Pros and Cons of Owning a Whole Home Generator

Lighting storm

Summertime in Florida means a lot of different things to many people: beach season, which means shorts and t-shirt weather, and many other summer events. However, native Floridians are aware that the summertime means hurricane season as well.

There’s often nothing worse than being stuck in your home during a powerful summer storm, and the power goes out. You’re hot, sticky, and growing more miserable by the second. Being without power can be avoided with a whole home generator.

A whole home generator provides power to the entire home and can be programmed to start automatically if the home loses power.

Pros and More Pros

As well as give you much-needed AC during a blackout, a whole home generator can also protect your home even while you are away. This type of generator is installed outside and does not leak carbon dioxide into the home, like portable generators sometimes do.

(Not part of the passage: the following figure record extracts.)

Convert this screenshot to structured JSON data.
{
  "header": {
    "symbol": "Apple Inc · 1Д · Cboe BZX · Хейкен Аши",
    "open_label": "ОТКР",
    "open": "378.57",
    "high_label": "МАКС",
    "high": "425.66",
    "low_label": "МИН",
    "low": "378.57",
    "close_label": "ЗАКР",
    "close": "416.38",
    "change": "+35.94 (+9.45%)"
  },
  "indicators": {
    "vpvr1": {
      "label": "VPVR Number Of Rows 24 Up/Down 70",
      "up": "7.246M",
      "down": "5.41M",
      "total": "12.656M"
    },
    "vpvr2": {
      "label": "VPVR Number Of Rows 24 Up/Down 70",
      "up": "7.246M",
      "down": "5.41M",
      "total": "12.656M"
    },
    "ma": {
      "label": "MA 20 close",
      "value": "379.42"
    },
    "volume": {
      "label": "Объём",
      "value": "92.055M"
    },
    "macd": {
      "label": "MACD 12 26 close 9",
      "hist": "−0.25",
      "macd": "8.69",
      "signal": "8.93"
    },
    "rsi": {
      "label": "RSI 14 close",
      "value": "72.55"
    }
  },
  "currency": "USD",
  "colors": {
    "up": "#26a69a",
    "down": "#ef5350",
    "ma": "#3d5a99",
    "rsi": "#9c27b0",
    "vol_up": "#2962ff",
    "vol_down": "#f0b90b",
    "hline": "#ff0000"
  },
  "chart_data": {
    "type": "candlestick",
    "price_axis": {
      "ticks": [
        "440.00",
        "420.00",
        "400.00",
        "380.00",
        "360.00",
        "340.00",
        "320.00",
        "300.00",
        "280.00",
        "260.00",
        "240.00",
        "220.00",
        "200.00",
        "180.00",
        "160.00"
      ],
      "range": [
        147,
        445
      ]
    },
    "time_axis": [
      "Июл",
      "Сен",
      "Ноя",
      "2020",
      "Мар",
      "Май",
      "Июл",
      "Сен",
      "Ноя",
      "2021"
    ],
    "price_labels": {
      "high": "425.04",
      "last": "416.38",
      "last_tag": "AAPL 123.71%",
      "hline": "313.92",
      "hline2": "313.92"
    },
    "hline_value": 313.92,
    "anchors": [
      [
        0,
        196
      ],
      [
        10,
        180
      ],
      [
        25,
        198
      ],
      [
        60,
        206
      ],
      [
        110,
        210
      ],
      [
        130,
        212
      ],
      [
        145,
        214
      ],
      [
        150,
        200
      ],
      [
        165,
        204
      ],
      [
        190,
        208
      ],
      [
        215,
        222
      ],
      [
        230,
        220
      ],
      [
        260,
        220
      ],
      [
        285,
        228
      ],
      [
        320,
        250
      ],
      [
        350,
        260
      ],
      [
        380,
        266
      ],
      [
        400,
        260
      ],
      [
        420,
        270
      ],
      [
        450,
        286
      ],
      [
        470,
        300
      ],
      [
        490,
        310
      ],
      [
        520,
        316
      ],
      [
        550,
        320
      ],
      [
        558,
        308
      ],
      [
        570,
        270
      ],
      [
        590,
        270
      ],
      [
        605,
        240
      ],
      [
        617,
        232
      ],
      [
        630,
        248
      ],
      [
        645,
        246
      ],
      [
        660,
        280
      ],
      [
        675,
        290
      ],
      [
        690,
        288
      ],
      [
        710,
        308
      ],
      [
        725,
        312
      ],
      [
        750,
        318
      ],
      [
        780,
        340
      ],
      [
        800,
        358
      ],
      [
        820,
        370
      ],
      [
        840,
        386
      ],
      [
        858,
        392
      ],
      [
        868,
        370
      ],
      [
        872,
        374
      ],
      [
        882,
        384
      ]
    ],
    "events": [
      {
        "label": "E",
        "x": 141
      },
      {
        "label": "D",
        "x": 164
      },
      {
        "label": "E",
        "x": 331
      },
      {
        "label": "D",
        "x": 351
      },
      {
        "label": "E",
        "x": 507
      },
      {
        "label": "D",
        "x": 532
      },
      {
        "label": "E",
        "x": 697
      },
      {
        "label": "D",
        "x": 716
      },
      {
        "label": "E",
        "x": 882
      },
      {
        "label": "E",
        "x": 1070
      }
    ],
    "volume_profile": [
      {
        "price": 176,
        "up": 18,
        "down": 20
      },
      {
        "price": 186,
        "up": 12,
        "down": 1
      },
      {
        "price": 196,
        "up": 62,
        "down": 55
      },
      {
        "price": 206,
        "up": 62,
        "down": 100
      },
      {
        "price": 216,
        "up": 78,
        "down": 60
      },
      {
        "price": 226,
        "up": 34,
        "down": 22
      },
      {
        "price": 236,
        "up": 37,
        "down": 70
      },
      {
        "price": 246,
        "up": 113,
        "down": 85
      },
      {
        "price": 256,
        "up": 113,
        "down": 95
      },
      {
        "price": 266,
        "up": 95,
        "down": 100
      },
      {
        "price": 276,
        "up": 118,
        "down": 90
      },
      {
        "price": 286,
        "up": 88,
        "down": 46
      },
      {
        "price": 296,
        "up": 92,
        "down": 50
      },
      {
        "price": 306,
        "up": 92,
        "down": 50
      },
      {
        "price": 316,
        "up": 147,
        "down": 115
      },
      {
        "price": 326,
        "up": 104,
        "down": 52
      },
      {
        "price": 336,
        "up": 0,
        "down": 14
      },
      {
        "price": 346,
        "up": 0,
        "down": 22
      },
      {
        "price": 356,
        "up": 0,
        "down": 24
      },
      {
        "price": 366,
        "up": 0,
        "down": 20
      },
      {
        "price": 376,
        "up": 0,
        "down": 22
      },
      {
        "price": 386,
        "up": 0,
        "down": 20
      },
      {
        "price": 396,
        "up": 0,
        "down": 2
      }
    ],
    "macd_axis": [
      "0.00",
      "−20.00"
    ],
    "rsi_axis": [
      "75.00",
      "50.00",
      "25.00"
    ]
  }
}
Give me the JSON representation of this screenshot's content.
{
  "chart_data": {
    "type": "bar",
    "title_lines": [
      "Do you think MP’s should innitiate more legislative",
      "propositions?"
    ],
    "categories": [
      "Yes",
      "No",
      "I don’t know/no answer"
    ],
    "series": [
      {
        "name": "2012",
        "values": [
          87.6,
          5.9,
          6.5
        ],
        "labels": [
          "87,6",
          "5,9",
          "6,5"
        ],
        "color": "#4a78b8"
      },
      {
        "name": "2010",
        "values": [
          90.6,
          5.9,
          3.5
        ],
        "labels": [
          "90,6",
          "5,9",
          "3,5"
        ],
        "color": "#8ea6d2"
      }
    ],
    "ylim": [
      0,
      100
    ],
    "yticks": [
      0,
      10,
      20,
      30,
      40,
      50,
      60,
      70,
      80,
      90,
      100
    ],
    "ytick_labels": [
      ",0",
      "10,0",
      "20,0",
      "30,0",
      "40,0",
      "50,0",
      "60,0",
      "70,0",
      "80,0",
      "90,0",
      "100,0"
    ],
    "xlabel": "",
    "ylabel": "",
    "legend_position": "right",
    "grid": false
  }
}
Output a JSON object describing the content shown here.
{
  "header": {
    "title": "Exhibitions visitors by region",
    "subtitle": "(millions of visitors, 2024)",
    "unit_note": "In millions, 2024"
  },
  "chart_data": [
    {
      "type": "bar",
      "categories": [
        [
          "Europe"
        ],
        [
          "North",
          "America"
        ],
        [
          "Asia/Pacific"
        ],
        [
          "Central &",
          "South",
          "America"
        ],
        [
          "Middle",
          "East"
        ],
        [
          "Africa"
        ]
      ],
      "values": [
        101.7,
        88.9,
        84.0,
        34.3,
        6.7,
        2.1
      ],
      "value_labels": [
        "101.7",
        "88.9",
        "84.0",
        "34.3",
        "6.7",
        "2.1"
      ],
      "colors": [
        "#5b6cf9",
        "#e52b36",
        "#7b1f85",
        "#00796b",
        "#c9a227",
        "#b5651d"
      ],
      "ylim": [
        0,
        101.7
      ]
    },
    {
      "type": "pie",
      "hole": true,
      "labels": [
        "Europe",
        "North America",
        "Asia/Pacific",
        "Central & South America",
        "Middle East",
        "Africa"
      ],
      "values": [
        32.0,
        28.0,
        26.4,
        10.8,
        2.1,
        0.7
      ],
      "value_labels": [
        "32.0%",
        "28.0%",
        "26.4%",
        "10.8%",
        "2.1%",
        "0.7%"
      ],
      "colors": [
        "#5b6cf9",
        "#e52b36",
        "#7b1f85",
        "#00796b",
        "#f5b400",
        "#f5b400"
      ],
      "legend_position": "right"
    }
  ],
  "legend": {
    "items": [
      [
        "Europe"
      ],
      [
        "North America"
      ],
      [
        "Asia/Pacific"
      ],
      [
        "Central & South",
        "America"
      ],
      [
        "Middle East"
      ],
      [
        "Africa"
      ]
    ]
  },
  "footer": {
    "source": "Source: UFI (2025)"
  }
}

If a family member or someone in your home is dependent upon a medical device requiring electricity, your generator will give you the peace of mind that their devices will still function during a blackout or through any loss of power.

A Con or Two

Although at-home generators seem to be the more applicable choice for generators over portable ones, some people may feel like price is one major drawback.

The average at-home generator cost several thousand dollars, with an average unit costing $5,000. The generators considered to be top-of-the-line can cost as much as $14,000 or more.

There are also several generators available on the market, and it often requires copious amounts of research to determine which one will be right for your home’s needs.

In spite of the high cost, a whole home generator is one purchase that every homemaker should make. You’ll never appreciate this purchase more than when you lose power, and you still have the comfortable feeling of knowing the lights will come back on!